The OPT counts among its patrons the environmentalist Jonathon Porritt and the academic Professor Sir Partha Dasgupta. However, Sir David's appointment has already been criticised.

Austin Williams, author of The Enemies of Progress, said: "Experts can still be stupid when they speak on subjects of which they know little. Sir David may know a sight more than I do about remote species but that does not give him the intelligence to speak on global politics.

"I have a problem with the line that people are a problem. More people are a good thing. People are the source of creativity, intelligence, analysis and problem-solving.

"If we see people as just simple things that consume and excrete carbon, then the OPT may have a point, but people are more than this and they will be the ones to find the solutions."

Sir David said the OPT was drawing attention to the issue of population and being a patron seemed a worthwhile thing to do.

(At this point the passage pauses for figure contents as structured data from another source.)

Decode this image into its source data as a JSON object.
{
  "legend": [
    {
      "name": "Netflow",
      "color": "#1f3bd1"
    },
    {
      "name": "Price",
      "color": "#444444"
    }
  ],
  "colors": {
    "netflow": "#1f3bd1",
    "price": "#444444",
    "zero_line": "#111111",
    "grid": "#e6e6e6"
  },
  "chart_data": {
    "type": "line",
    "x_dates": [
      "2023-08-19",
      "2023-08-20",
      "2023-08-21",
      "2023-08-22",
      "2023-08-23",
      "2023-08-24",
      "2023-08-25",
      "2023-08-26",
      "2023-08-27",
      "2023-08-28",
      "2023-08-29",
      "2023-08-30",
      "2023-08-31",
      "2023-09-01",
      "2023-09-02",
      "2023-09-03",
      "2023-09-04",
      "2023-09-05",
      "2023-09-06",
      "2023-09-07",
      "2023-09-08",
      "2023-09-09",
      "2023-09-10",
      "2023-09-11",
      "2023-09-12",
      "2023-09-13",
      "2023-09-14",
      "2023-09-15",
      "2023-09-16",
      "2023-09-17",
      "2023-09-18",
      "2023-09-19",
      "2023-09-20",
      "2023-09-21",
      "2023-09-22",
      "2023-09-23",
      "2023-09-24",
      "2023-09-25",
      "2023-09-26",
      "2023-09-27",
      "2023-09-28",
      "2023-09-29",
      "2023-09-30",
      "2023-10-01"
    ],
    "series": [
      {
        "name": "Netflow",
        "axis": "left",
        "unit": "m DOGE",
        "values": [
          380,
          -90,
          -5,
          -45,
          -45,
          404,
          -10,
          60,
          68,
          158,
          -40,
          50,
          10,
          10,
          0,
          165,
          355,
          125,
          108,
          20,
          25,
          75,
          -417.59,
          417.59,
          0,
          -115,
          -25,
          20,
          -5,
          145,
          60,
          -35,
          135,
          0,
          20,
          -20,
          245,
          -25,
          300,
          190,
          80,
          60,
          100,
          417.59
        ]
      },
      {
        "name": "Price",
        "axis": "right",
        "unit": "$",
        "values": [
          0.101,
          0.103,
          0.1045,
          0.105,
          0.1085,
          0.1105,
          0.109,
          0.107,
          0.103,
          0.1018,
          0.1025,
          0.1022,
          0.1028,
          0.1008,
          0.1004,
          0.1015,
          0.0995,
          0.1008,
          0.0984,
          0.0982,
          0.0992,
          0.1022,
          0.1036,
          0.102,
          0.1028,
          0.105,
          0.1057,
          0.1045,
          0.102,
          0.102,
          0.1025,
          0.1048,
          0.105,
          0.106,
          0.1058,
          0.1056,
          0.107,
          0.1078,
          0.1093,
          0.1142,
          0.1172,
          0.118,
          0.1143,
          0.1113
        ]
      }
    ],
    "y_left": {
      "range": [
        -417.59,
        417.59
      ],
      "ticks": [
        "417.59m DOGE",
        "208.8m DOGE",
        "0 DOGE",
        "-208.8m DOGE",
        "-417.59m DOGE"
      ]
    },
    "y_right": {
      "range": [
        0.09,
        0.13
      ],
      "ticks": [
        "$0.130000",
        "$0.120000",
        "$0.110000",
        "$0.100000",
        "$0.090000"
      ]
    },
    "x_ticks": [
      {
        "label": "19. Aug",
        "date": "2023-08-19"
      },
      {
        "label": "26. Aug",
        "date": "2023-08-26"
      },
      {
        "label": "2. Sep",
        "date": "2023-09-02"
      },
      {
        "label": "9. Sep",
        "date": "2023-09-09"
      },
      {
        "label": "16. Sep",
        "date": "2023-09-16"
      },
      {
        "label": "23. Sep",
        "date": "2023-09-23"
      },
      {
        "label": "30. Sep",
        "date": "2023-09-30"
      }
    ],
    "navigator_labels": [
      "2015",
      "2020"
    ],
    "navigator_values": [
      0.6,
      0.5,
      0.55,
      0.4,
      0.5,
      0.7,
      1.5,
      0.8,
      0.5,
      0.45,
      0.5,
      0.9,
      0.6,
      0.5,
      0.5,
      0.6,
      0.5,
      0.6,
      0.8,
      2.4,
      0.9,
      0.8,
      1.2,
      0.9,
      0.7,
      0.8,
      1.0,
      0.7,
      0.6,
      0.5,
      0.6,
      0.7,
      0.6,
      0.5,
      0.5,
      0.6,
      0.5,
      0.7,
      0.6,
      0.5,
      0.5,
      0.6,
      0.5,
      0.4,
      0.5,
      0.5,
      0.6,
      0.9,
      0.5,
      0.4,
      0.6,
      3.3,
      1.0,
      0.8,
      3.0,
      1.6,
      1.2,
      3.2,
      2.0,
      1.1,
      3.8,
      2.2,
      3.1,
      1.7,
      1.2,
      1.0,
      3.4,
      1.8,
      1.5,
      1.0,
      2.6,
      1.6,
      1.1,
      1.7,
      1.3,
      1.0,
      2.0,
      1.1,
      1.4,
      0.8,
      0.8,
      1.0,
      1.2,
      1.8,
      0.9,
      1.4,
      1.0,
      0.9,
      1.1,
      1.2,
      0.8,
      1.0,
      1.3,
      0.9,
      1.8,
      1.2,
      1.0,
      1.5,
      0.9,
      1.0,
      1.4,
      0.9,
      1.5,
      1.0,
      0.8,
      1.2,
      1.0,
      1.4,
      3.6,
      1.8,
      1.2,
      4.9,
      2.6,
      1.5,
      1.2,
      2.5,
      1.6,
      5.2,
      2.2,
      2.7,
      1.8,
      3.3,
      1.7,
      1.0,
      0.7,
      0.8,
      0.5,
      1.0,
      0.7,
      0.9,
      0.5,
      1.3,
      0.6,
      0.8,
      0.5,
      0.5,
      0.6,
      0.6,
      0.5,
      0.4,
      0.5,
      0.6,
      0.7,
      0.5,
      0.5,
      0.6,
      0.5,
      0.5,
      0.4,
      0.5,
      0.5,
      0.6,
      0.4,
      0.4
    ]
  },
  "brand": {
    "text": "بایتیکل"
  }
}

Roger Martin, the chairman of the trust, said the appointment would put pressure on organisations to face up to what he said was the taboo issue of population.

"The environmental movement will not confront the fact that there is not a single problem that they deal with which would not be easier with fewer people."

The trust campaigns for global access to family planning and for couples to be encouraged to stop having more than two children. In Britain it wants to stabilise the population by bringing immigration into balance with emigration and making greater efforts to reduce teenage pregnancies.

Mr Martin said the UK population must be reduced to a sustainable level because Britain was already the most overcrowded country in Europe.

He said the world could not increase production to meet the needs of a growing population.

"We can't feed ourselves with some of the most intensive agriculture in the world - we're only 70 per cent self-sufficient."

Mr Martin said that Britain could not rely on the world food market because, when food runs short, exporters do not export it.

"It's completely cuckoo to imagine that these globalised economies are going to keep us fed when we can't do it ourselves," he said.